Others have as well.
For example, the below cartoon from David Low at the outbreak of World War Two in Europe shows Hitler and Stalin jovially introducing themselves over the body of a dead Poland.
Another example is Herblock from the Washington Post making commentary on the issue of Civil Rights during the 1960s by publishing editorial cartoons like the one below.
Then and now, editorial cartoons have had value in communicating the news, offering social commentary, and providing valuable primary source material for students and historians to examine and analyze the historical period of that era or consider the mindset of the people (or some of them) at that time.
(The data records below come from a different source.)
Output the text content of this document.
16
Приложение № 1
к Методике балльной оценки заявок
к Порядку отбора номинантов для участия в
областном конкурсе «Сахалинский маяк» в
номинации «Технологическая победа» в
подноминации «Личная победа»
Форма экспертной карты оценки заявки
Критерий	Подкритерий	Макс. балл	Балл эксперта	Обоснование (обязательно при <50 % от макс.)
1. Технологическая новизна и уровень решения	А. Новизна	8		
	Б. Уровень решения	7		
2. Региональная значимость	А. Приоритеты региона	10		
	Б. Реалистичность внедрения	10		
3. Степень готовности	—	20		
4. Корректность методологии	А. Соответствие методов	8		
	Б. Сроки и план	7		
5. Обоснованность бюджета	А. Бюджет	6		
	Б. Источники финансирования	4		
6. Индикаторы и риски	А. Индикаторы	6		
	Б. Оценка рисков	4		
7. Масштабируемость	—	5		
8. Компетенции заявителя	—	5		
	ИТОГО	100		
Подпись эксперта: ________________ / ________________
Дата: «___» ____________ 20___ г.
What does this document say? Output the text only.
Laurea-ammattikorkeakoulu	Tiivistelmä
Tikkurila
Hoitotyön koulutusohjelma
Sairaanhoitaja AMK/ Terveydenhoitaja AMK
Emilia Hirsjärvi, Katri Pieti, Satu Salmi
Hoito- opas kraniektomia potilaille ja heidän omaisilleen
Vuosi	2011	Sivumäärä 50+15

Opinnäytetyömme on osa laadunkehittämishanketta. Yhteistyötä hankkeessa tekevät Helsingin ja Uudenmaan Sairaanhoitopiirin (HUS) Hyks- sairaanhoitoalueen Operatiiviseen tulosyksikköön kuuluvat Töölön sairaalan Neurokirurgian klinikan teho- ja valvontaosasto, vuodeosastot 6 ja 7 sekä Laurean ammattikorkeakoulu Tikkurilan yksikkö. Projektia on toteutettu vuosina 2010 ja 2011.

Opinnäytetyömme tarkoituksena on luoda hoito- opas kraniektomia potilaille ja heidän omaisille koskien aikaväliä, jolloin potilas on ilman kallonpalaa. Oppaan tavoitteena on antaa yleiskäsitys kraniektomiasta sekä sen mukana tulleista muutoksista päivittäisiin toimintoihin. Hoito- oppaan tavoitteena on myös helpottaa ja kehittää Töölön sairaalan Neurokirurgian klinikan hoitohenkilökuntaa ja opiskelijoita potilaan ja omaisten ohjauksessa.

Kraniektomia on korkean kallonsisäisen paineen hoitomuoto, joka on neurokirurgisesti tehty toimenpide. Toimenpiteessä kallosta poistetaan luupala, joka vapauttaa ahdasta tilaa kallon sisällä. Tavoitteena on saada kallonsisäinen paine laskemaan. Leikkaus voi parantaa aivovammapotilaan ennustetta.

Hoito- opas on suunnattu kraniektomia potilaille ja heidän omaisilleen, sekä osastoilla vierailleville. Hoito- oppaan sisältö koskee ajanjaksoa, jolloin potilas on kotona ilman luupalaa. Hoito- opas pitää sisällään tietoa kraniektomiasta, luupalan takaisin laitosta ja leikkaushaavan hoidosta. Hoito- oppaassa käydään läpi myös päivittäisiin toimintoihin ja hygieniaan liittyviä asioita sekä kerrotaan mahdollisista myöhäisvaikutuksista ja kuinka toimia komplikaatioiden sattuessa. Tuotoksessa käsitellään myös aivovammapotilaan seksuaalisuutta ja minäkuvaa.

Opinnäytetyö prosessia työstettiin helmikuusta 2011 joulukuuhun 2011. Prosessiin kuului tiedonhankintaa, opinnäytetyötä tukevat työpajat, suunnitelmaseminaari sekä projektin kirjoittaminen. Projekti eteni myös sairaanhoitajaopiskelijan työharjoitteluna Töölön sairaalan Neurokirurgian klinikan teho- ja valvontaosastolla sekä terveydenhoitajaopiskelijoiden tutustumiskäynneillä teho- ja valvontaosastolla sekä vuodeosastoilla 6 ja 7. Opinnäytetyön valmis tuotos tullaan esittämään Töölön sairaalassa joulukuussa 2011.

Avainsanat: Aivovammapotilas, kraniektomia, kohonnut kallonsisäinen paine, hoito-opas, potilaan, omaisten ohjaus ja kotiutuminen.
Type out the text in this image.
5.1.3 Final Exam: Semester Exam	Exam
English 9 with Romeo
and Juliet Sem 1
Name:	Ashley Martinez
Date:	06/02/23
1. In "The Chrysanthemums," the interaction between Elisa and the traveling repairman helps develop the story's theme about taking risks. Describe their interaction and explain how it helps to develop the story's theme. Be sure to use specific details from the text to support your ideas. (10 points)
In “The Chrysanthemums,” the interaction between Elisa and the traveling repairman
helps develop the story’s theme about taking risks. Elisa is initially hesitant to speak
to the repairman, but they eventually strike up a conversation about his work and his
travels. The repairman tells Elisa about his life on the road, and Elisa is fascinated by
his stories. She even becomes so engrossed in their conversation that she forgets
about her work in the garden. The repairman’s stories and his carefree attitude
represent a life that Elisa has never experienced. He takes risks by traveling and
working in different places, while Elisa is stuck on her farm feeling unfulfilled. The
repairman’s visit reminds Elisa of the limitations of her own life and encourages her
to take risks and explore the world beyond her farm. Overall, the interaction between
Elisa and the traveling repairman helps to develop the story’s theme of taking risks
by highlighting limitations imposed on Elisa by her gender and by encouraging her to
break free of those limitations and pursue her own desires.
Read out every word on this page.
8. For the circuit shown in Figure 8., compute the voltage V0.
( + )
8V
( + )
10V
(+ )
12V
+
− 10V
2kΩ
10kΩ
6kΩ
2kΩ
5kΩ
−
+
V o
For those reasons, the New York Times has erred by doing away with its editorial cartoon division.
The Times reasoning, partially in response to its erroneous publication of an obvious Anti-Semitic cartoon (there are more tasteful ways to caricature neo-fascists Individual One and soon to be indicted, Netanyahu) is short-sighted and threatens freedom of expression as it gives potential license for the lunatic fringe on both sides of the political spectrum to attack in a mob frenzy against any depictions they find objectionable.
Noted editorial cartoonists like Nick Anderson and Rob Rogers have lost their positions in part because of the views they expressed in their art. In Arizona, Pulitzer Prize winner Steve Benson was one of only two people let go by the Arizona Republic in a “cost-cutting” move. He now showcases his talents at the Arizona Mirror.
It would have been better for the Times to have adopted a screening process for its cartoon submittals to “weed out” the one in a million that crossed the line of decency.
As New York Times cartoonist Patrick Chappatte wrote following the Times decision:” Political cartoons were born with democracy. And they are challenged when freedom is.”
For a Democracy to flourish, the country needs an informed citizenry. One of the ways citizens are informed is its exposure to the free (and preferably unbiased) press. That includes informed commentary either through editorial columns or cartoons where readers can read the views from all sides of the political arena.
At a time when the KKK endorsed candidate in the White House decries the media (other than Fox or Infowars) as fake news and calls journalists “the enemy of the people” and when smaller news outlets are being devoured by larger ones or vanishing into oblivion, the need for as much information and insights, in worded and visual form, is more paramount than ever.
If people do not act to promote a free press, then we are in danger of having the emerging new global Authoritarian- Fascism, as activist DaShanne Stokes wrote, “… thrive in obscurity and darkness”
The New York Times should reexamine its decision and reinstitute its editorial cartoons.